Both The Detective and Night Bridge demonstrate how drama in role could be developed using handhelds.

Whiteboard and mobile clips for drama, english, history


The drama of p-ause for thought

An Arts Council initiative at B-Tween is encouraging people to pitch interactive ideas. I like this deceptively simple one by ‘Catra’ for KS2 teachers

The idea seems to be that kids aged 7-11 receive footage and are encouraged to use it as the basis for a KS2 creative writing exercise. So it’s a bit like story starters from Teacher’s TV, a bit of film that can inspire investigation and creativity.

The TTV videos are much more structured as dramatic starters while Catra’s is much looser and purely location based, serving more  to provoke the imagination.

There is no particular reasons why it has to be an age-specific experience. Although it is a good way of generating creative writing or exploring genre or ‘other worlds’ in the primary curriculum it can also have application for all ages and for cross-curricular purposes. 

It could stimulate work in geography, or art. In one sense it’s a postcard propped up on the desk, but the delivery mechanism and its capacity to be moving, developing footage makes it so much more laden with possibility – receiving a random bit of footage, possibly away from your desk turns you into a detective immediately – why this piece of film? what could it mean’

The effect could be generated by teachers sending pictures to mobiles or PDAs, or, in the classroom, by using video on whiteboards or sent to individual workstations. If pupils have access to individual devices, handheld or not, it would be possible to let the pupils send a choice of video to their colleagues. You could have a chain reaction and have each participant sending a picture or video on for exploration. It’s a very simple but powerful idea for generating stories, poetry, or what the proposer calls ‘what-if’ writing.

I would like to use this method for teaching Drama. The late great Dorothy Heathcote’s teaching method was one in which pupils and teacher assumed the ‘mantle of the expert’ and created the story as they went along, with very loose prompts to react to.

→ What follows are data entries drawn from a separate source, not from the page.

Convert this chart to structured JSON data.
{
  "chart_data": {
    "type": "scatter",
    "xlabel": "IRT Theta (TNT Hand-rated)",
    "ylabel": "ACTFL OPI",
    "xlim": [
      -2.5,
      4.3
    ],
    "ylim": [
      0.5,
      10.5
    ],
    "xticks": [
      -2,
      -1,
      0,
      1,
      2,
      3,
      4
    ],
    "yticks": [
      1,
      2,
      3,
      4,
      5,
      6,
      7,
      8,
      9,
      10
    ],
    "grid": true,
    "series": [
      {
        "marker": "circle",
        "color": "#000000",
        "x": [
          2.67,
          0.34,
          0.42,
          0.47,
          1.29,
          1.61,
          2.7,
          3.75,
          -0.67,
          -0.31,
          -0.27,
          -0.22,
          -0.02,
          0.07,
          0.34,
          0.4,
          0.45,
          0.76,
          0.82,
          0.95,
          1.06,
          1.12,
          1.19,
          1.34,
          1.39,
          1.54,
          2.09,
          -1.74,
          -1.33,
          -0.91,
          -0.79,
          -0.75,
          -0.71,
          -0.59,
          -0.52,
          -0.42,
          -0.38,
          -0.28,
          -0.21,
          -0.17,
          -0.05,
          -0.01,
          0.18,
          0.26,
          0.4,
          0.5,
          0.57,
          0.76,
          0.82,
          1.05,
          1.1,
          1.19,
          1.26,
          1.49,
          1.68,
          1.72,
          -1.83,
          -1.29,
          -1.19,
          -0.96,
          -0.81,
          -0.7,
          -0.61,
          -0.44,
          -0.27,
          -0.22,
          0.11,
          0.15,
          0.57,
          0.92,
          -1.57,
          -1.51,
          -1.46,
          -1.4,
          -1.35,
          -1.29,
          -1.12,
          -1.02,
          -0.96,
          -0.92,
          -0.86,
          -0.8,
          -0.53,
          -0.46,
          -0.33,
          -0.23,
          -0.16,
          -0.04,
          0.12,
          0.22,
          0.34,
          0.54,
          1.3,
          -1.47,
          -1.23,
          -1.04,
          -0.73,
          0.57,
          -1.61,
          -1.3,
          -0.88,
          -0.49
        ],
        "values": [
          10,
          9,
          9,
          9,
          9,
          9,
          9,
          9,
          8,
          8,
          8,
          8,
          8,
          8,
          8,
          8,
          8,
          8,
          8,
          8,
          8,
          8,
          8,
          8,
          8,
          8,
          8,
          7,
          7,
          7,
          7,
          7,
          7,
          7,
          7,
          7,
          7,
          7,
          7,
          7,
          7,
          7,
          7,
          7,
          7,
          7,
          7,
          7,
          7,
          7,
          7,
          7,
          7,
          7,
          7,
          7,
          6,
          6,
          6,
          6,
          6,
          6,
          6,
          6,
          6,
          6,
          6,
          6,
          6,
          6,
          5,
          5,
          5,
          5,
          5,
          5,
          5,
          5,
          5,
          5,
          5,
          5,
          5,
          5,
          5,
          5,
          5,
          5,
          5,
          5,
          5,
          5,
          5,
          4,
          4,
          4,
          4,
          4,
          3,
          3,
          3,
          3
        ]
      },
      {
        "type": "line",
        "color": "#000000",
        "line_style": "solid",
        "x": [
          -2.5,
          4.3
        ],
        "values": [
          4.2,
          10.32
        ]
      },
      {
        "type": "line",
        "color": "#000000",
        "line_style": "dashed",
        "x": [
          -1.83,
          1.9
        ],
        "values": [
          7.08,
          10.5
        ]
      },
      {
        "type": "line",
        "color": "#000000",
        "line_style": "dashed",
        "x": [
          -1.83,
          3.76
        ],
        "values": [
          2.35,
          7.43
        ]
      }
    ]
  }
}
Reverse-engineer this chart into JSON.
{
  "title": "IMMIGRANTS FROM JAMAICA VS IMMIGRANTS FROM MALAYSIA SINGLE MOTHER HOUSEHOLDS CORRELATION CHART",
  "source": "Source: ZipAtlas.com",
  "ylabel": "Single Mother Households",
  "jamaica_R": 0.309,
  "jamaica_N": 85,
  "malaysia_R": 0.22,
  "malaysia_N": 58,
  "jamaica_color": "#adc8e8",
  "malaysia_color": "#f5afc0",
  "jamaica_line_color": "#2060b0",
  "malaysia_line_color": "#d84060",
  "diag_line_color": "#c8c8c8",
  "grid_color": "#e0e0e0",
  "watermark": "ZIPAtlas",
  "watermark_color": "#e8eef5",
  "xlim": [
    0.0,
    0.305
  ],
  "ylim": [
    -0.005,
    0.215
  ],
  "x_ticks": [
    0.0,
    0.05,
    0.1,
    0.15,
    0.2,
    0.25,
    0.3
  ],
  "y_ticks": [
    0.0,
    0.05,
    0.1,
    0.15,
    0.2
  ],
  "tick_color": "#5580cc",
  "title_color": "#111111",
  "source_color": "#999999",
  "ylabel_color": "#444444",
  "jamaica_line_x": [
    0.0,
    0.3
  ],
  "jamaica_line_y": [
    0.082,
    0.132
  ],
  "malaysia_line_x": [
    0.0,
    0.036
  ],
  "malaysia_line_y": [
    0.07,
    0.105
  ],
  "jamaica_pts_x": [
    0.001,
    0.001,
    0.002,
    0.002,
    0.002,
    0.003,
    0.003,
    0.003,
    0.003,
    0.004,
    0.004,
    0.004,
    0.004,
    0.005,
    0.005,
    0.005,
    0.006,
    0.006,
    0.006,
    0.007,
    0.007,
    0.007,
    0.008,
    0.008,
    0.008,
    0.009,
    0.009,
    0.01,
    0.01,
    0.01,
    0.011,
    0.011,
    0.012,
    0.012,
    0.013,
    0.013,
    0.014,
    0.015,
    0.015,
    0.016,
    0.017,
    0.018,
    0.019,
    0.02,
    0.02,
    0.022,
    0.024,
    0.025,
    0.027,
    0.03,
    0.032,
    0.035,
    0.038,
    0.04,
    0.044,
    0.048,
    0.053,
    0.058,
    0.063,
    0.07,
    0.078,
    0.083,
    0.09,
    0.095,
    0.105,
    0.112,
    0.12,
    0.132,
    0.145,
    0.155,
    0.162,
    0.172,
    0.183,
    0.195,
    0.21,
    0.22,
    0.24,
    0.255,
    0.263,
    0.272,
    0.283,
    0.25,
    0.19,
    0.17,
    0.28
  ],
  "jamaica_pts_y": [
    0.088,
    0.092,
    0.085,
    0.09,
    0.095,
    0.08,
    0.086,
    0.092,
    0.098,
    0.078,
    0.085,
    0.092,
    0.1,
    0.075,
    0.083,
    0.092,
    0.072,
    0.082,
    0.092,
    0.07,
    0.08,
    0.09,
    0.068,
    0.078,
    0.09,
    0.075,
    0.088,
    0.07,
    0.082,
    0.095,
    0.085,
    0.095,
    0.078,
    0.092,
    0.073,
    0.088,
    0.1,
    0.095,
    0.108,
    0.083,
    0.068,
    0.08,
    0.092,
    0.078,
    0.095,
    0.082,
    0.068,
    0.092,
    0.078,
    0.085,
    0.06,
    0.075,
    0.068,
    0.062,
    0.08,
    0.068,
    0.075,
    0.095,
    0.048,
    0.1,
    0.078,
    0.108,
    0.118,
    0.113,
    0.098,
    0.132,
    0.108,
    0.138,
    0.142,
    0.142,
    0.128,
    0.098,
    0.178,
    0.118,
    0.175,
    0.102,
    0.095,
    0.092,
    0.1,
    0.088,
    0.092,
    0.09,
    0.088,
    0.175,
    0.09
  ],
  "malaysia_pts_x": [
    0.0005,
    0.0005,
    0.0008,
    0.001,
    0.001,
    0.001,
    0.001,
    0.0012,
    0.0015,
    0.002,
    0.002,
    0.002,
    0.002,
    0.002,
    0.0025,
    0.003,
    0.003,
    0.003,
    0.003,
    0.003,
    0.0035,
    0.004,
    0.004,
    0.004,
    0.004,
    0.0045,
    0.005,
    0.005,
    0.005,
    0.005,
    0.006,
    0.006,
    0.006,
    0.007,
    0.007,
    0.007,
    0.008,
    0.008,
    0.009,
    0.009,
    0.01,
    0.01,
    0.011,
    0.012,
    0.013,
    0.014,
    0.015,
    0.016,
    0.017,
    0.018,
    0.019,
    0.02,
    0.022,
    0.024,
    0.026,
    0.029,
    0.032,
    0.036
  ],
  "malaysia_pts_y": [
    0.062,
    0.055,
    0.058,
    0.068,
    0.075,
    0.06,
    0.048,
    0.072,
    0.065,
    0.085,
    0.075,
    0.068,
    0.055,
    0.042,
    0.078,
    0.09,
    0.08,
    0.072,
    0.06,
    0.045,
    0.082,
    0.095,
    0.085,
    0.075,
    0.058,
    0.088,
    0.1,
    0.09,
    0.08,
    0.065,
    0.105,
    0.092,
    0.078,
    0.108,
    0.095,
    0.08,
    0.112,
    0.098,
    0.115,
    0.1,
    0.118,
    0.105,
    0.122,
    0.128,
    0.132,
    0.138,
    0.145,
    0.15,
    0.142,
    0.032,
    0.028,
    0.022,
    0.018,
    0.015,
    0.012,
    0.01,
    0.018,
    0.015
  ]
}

That teaching method would be enhanced by the ability to play off short video clips that would inspire new possibilities for participants to weave into their dramas.

Nice idea for History – or Geography?

This is a great idea for the teaching of history – it’s only possible if you have access to an existing asset, postcard, footage or graphuc, showing a scene from the past, which pupils can view on their hand held as they walk around a site. Excellent for historical monuments or locality studies but I would like to see this developed for Geography – if you could stand in a spot and see what it looked like last year, twenty years ago, a hundred years ago, five hundred, a thousand you could see both the change over time wrought by events e.g. The Industrial Revolution, and the consequences for the landscape.